Orleans Parish Courthouse
Chris Miller/WWL

The man who allegedly set fire to a New Orleans house killing three children inside remains at large.

Surveillance video shows a person walking out of the house on America Street near Dwyer Road as the house becomes engulfed in flames. That person then gets into a car and drives away. According to investigators, the children's mother told authorities that their father told her he intended to burn the house down.


Police say they know who the suspect is, but they have not released his name.

According to one legal analyst, what authorities know right now is enough for the district attorney to seek the death penalty when the case goes to court.

"You're committing another felony in connection with the murders," WWL's All Things Legal host Doug Sunseri said, citing the statutory requirement for first-degree murder in Louisiana.

Sunseri says this is a cut-and-dry capital murder case. Although it's been 27 years since a New Orleans jury handed down the death penalty in a murder case... Sunseri says the gruesome murder of three children could sway a jury to vote for execution.
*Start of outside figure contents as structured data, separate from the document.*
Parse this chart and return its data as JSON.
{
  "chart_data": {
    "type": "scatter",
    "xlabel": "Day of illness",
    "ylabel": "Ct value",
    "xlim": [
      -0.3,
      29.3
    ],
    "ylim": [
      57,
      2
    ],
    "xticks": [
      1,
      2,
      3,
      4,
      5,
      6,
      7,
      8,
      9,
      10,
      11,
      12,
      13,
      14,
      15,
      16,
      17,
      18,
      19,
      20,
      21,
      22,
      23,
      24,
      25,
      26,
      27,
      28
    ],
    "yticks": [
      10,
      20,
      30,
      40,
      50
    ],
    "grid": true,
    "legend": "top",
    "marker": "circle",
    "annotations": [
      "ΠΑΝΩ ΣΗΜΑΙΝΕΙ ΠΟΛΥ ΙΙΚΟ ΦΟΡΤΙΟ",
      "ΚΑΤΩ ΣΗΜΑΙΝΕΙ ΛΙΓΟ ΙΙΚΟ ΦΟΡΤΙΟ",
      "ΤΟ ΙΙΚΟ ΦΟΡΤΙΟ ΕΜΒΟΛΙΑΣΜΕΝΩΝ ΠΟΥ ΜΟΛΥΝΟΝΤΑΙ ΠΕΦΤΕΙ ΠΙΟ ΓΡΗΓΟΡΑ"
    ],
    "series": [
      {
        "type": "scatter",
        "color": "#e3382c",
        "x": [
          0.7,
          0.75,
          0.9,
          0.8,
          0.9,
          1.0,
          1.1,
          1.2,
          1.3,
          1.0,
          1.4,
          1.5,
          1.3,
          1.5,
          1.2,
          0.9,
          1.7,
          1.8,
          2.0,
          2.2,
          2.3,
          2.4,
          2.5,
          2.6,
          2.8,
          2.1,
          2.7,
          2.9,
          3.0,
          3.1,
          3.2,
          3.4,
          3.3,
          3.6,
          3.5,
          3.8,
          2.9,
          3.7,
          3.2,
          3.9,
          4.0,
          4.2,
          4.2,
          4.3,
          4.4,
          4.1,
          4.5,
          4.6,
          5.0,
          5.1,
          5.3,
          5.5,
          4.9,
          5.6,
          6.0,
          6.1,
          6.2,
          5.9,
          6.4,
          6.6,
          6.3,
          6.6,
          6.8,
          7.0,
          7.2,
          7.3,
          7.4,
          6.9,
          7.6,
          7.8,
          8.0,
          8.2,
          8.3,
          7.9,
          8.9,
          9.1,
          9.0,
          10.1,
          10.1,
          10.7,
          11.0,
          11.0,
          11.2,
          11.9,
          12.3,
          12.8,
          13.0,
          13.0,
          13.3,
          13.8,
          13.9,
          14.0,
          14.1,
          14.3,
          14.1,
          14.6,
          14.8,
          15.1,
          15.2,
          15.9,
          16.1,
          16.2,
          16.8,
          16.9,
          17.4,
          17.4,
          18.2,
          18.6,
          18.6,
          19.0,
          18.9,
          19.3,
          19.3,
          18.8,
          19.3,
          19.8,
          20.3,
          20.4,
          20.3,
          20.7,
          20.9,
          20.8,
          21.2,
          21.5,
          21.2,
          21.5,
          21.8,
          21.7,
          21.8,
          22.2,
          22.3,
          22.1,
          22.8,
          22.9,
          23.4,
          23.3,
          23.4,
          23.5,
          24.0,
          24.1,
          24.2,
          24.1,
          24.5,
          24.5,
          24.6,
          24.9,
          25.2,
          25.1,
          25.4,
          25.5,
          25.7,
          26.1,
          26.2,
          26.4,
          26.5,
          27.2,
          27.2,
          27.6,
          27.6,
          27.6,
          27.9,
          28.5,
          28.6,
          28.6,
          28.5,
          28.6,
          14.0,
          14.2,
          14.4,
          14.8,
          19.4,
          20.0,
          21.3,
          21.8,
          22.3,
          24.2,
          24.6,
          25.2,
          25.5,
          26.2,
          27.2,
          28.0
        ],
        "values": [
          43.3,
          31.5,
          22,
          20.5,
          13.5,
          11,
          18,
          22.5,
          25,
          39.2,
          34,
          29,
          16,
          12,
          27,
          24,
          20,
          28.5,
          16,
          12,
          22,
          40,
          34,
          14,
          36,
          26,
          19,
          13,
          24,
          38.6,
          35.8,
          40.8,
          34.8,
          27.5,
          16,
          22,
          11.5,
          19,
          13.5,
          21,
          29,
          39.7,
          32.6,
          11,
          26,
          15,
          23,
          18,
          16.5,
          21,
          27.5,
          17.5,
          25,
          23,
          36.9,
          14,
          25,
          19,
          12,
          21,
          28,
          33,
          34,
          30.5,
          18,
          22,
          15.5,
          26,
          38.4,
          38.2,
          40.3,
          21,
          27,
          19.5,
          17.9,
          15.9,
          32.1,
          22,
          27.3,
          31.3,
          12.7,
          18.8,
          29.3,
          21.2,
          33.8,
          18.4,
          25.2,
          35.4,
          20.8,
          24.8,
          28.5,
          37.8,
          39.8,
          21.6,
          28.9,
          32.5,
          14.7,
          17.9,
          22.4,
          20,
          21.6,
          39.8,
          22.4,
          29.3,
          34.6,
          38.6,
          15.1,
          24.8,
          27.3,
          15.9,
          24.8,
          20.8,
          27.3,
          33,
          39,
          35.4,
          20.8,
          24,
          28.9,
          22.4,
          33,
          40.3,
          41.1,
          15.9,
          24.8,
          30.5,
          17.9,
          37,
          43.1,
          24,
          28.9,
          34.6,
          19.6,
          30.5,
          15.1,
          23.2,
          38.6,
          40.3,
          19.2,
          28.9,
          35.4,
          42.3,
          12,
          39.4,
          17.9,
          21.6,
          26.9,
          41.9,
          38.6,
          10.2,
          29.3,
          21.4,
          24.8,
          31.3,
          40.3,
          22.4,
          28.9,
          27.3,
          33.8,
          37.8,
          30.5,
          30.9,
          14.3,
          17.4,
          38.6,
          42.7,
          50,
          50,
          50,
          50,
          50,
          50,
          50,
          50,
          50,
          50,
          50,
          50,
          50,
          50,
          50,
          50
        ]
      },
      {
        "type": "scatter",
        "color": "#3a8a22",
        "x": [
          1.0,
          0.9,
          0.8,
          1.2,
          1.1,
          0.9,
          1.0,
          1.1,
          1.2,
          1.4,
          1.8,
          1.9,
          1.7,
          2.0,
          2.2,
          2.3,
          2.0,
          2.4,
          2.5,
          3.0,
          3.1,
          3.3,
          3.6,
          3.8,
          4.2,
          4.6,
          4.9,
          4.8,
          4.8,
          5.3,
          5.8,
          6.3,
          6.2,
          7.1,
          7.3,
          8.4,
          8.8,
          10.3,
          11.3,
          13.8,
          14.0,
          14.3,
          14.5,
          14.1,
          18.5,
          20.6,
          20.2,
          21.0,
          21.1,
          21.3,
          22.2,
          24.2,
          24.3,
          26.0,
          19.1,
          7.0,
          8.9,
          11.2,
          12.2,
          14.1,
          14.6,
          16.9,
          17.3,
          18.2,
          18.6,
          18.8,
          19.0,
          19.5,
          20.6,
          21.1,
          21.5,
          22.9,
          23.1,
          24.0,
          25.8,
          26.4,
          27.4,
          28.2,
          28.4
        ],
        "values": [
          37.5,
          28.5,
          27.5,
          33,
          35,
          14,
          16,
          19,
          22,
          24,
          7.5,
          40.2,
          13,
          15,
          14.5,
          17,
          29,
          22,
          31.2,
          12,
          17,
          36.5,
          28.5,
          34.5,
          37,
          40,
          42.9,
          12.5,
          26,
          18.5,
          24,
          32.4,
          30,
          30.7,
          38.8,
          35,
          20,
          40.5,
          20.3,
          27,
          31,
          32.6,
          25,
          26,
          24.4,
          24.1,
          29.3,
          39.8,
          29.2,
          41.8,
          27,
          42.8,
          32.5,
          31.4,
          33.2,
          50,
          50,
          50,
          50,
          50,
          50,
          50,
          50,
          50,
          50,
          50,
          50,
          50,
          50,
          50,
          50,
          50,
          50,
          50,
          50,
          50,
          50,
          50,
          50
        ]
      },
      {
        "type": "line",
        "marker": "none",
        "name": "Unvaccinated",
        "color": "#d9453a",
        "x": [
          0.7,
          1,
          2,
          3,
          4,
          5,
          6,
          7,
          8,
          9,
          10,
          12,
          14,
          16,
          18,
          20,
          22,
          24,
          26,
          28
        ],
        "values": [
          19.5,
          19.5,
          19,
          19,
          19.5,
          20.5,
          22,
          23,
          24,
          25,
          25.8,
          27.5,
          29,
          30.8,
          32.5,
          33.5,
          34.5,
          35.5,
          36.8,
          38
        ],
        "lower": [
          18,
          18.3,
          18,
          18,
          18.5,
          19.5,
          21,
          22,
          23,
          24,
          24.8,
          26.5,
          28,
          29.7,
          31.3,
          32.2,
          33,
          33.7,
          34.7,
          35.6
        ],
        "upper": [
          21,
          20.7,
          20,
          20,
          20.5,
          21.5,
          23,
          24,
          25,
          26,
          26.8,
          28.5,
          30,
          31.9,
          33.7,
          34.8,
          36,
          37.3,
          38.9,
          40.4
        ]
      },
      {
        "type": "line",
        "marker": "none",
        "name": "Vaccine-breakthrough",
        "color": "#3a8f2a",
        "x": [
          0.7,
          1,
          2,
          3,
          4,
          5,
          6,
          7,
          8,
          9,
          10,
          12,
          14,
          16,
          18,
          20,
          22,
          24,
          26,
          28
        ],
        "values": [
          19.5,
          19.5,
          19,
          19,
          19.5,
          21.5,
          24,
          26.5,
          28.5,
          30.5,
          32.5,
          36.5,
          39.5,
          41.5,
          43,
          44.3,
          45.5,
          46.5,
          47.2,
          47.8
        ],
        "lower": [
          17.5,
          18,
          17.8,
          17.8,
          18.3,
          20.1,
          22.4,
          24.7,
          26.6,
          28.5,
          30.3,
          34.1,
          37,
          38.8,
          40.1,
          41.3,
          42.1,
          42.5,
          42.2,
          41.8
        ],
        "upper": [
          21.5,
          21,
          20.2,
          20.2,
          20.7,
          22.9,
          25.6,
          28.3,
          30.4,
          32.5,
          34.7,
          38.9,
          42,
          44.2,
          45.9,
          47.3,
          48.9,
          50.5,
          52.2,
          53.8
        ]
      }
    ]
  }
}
"Typically, you have a lot of death penalty cases that there are some mitigating factors such as the police investigation or you have sort of a bad guy that you can blame for the crime or be partly responsible for it," Sunseri said. "In this case, when you have a father killing three of his children, this would probably be an ideal case to try the capital murder case for the death penalty. I don't think they get more gruesome than this, and I don't think there's any mitigating circumstances in this fact scenario to where they would not."

Sunseri says he would surprised if District Attorney Jason Williams seeks the death penalty in this case.

"I think reality has hit him as far as some of the idealism as he had entering as a district attorney," Sunseri said, adding that Williams's time in office and what he's experienced during that time makes him much more apt to seek the death penalty in this case. "I think early in his term, he would not, but I think he's evolved in the last three years."